If I have a well oxygenated patient with a good LEMON assessment and all of my equipment ready to go, I am going to slow down a bit. If we pull out of an airway every 30 seconds, we will create a failed airway situation when one does not exist. Most people say 3 attempts and you are through. Why not take a little extra time to position, do a little ELM, and perhaps suction. Then, make every attempt my best attempt.
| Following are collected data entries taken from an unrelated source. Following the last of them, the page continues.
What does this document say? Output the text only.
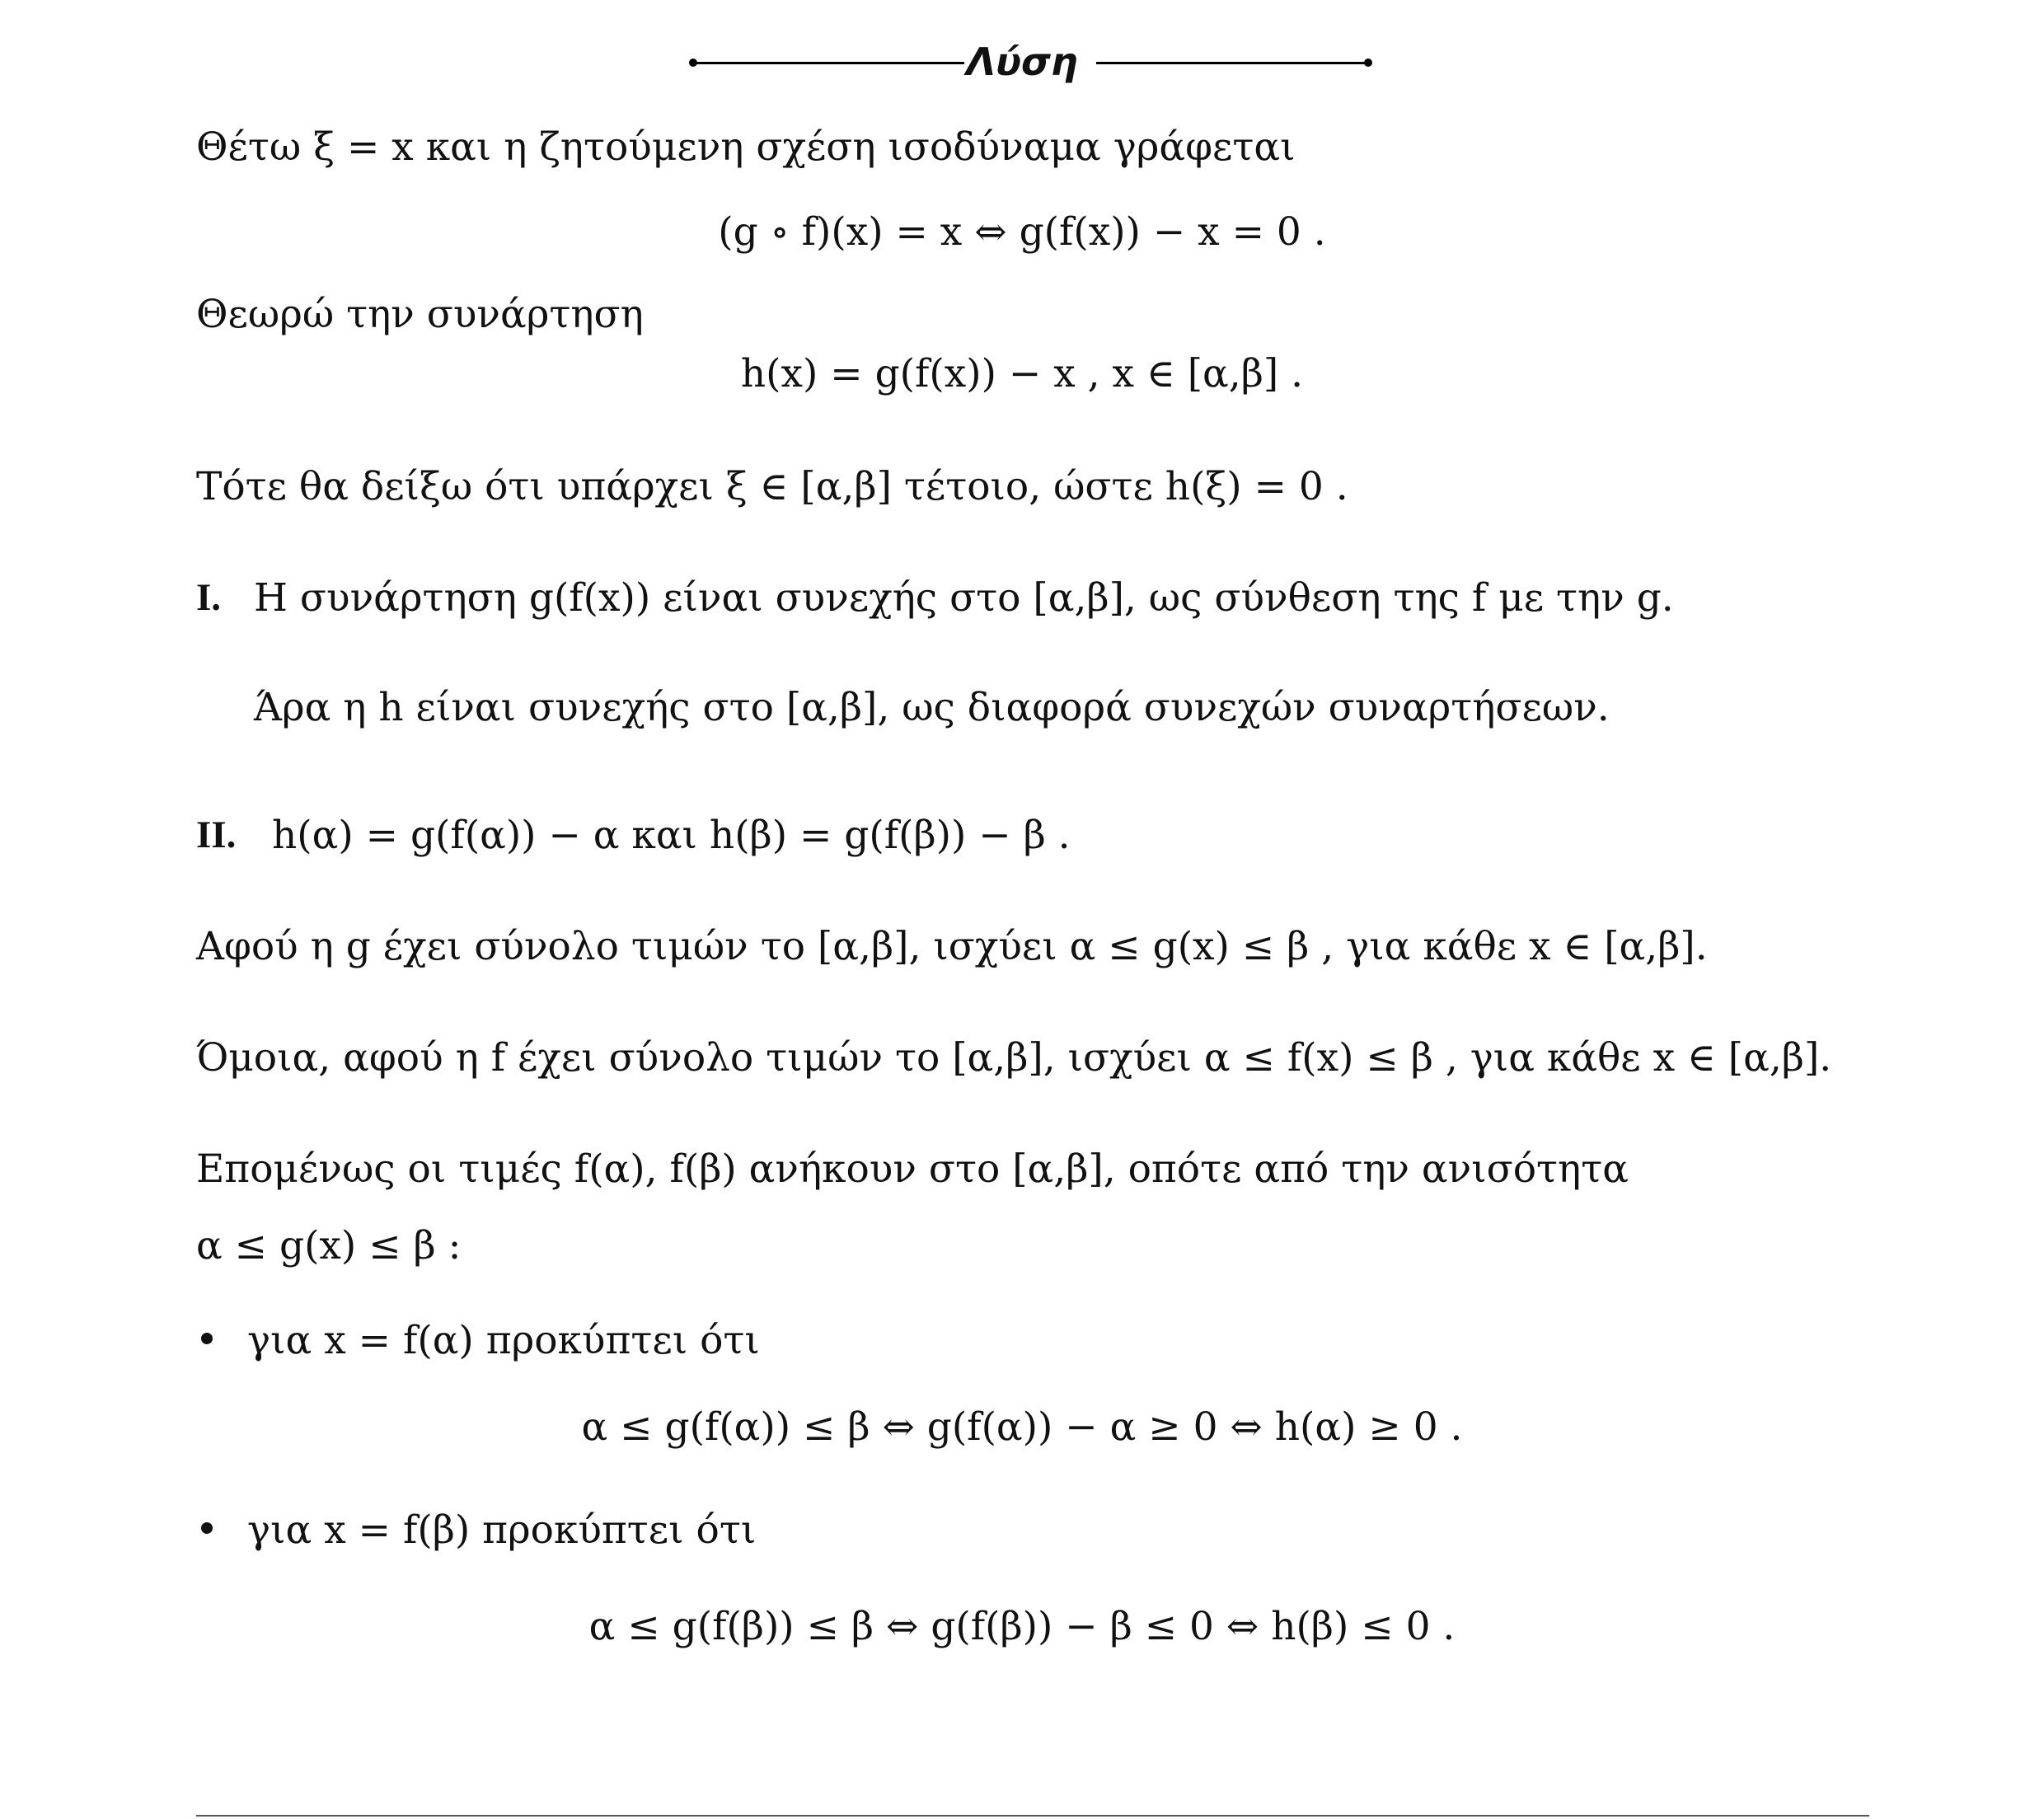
Λύση
Θέτω ξ = x και η ζητούμενη σχέση ισοδύναμα γράφεται
(g ∘ f)(x) = x ⇔ g(f(x)) − x = 0 .
Θεωρώ την συνάρτηση
h(x) = g(f(x)) − x , x ∈ [α,β] .
Τότε θα δείξω ότι υπάρχει ξ ∈ [α,β] τέτοιο, ώστε h(ξ) = 0 .
I. Η συνάρτηση g(f(x)) είναι συνεχής στο [α,β], ως σύνθεση της f με την g.
Άρα η h είναι συνεχής στο [α,β], ως διαφορά συνεχών συναρτήσεων.
II. h(α) = g(f(α)) − α και h(β) = g(f(β)) − β .
Αφού η g έχει σύνολο τιμών το [α,β], ισχύει α ≤ g(x) ≤ β , για κάθε x ∈ [α,β].
Όμοια, αφού η f έχει σύνολο τιμών το [α,β], ισχύει α ≤ f(x) ≤ β , για κάθε x ∈ [α,β].
Επομένως οι τιμές f(α), f(β) ανήκουν στο [α,β], οπότε από την ανισότητα
α ≤ g(x) ≤ β :
για x = f(α) προκύπτει ότι
α ≤ g(f(α)) ≤ β ⇔ g(f(α)) − α ≥ 0 ⇔ h(α) ≥ 0 .
για x = f(β) προκύπτει ότι
α ≤ g(f(β)) ≤ β ⇔ g(f(β)) − β ≤ 0 ⇔ h(β) ≤ 0 .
I never bought into the whole hold our breath thing. This IMHO creates undo stress and distracts you from the task at hand. Have somebody watch your saturations, vital signs, and the patients overall condition while you are in the airway. Let the patient's condition decide when you need to stop and bag them up, not the fact that you are out of breath.

Take care,

chbare.

  • Like 1
Posted

chbare I am not the most experienced but even when just observing OR I never saw an intubation longer than 30 seconds. The few intubations I have done I have never gone more than 25 seconds from stopping bagging to starting bagging the tube. I do see what your saying about hey I'm going thru the cords but oops its 30 seconds that would be stupid to pull back and restart, just as quick to finish, inflate and bag. If somebody has lots of fluid in mouth I could see some time involved but even when doing rotations on one that I observed with lots of fluids they suctioned then bagged ( re-oxygenated ) then tubed.

What I was taught that you get everything ready including blind positioning.

I do agree that some patients take a long time to de-oxygenate, while others almost instantly start dropping especially the obese.

Holding breath is actually supposed to be your partner. When they have to start breathing again they are supposed to tell you so you can decide what to do.

But I like your approach better to decide when to bag again based on patient. I can not adopt that yet as I have to do Paramedic rotations on same 30 second rule.

Posted

Cool thing about the Kings is the ability to put one down quickly, get the pt. oxygenated, then use a gum rubber bougie and swap it to a regular ET tube. This is a trick we learned and have used successfully a couple of times.

BTW, would recommend any ALS provider to take the difficult airways course---it sure helped me--and you get to try out many other goodies for airways to include the king air.

$.02

Posted

We have been using combitube as our backup airway for about 10 years and are currently examining either the LMA supreme or King Lt-S to replace it. Most likely we are going with the King for many of the reasons listed previously. It will only be as a backup airway and we will continue to use ETI. We have had the bougie for about 8 years and it is a great, cheap, low tech addition to the airway kit in my opinion. We are also starting to certify all our ALS staff in the AIME course (airway interventions and management education). This is a great course put out towards emergency physicians by the CAEP and should be a really good go.